Genevieve likes to play in "Mama's room." We go up to the attic, I sit on my bed with a book or a magazine or a newspaper and play music on the BlackBerry, and she runs around, pulling things out of drawers and off of shelves and hangers. Sometimes I don't read like I'm supposed to; sometimes I watch her frenetic activity, driven to fever pitch by the sheer delight of playing around in "Mama's tings."

I keep a picture of Jim in my nightstand. It used to be on the nightstand, but when he disappeared, I moved it into the drawer and there it has stayed. I hadn't actually thought about it in quite some time.

Last week, my little girl found the picture. It was buried amongst the accumulated detritus of a year and a half, but she found it. She is nothing if not tenacious. I was actually reading, this day, so when she held up the picture and announced loudly, "Picture of man!" I had to look up to see what she was talking about.

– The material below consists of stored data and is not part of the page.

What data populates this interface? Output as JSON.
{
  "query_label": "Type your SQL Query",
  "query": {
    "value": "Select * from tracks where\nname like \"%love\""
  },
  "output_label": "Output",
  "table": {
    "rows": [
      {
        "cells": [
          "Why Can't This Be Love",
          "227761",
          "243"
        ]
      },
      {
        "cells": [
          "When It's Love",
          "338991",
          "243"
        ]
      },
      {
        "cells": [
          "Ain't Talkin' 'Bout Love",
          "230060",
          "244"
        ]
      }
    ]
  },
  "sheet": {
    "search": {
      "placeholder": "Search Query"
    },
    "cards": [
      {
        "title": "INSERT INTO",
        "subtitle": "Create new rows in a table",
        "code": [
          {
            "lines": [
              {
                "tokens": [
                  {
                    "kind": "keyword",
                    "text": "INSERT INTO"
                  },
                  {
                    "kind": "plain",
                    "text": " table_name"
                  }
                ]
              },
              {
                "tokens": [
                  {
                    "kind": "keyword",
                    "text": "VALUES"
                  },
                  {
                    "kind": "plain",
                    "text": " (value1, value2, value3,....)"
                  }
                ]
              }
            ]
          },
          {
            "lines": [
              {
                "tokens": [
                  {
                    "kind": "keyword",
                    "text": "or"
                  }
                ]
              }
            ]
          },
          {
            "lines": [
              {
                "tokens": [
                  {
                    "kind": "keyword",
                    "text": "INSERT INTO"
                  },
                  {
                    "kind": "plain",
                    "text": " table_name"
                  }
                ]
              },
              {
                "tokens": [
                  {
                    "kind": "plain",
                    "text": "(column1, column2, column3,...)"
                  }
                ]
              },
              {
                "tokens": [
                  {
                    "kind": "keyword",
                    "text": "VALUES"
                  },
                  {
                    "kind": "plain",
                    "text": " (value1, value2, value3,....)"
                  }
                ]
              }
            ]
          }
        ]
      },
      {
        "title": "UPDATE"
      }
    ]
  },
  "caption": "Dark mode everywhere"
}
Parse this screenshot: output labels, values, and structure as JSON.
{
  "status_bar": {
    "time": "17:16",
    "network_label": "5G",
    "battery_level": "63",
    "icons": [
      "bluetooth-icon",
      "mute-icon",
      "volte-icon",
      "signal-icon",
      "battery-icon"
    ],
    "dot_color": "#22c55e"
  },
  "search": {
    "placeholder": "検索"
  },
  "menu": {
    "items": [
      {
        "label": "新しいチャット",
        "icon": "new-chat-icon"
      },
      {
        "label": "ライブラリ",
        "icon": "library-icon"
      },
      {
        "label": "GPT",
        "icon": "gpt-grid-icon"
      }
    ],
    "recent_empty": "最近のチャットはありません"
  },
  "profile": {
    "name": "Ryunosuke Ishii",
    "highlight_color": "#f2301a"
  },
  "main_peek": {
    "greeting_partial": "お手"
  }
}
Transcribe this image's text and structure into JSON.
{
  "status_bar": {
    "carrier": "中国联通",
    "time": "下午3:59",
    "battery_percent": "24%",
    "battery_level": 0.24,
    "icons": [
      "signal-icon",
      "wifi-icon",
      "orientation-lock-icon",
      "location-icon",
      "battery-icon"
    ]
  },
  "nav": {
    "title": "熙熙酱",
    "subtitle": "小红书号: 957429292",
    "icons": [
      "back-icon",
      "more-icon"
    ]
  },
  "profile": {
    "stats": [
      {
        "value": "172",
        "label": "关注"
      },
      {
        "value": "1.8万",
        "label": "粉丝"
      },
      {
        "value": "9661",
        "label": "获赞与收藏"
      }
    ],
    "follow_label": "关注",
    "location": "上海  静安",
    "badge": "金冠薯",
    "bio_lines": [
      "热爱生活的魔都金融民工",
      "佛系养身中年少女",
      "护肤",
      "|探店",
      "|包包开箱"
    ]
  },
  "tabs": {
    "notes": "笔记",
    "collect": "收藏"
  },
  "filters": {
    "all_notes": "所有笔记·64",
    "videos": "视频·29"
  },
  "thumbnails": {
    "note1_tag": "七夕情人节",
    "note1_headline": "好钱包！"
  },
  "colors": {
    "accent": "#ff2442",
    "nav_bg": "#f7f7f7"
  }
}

My breath caught. I literally could not breath in for a full five seconds. She brought the picture back down, so she could study it again. She did so for a good length of time. Then she looked back up at me and said, "Just a man."

And then she tossed the picture to the side.

I burst into tears. I couldn't help it. Genevieve was incredibly startled; she climbed up on the bed, leaned against my back, and stroked my hair and exhorted me "No sad, Mama. No cry."

I'm the mother-of-the-year. Letting my not-yet-two-year-old comfort me.

I did pull myself together pretty quickly (for me, anyway) but he's definitely been on my mind since.

Something I've never really told anyone: I'm not actually sure I know anything about the man. I was deeply, completely, hopelessly, helplessly in love with him, and I realize now that I might not even know his real name. That's the real reason I've not made any serious attempts to find him. I did quite a bit of investigating on my own, a year and a half ago, and what I discovered rocked the foundations of my world.

His house, might not be his house. His name, might not be his name. I may know nothing true about the man whose DNA composes half the genetic material of my child.

I may have been quite thoroughly duped. He may be sitting somewhere, laughing to himself about how easy that dumb American girl was. It is a possibility I can no longer fully ignore. I'd like to think that if he is out there somewhere, he feels some pang of regret for what he did. To that end, I do still email him once a month (or, maybe once every other month) with a few pictures and some choice anecdotes.

This unbroken stream of unreturned communication has turned him into something of a priest, or a god, for me. I confess my sins to him. It's something I always did; he always did know all my secrets. But this is different. I have no expectation of ever hearing from him again. He is a non-entity, but one I still feel immeasurably close to. I tell him everything now without hesitation, without remorse, without anything at all except relief. Knowing that he can never, never pass judgment on me because of what he's done, I feel absolved after each of these missives.

I imagine this is how people feel when they talk to God. Or go to confession. I do neither, these days, but I do email my daughter's father.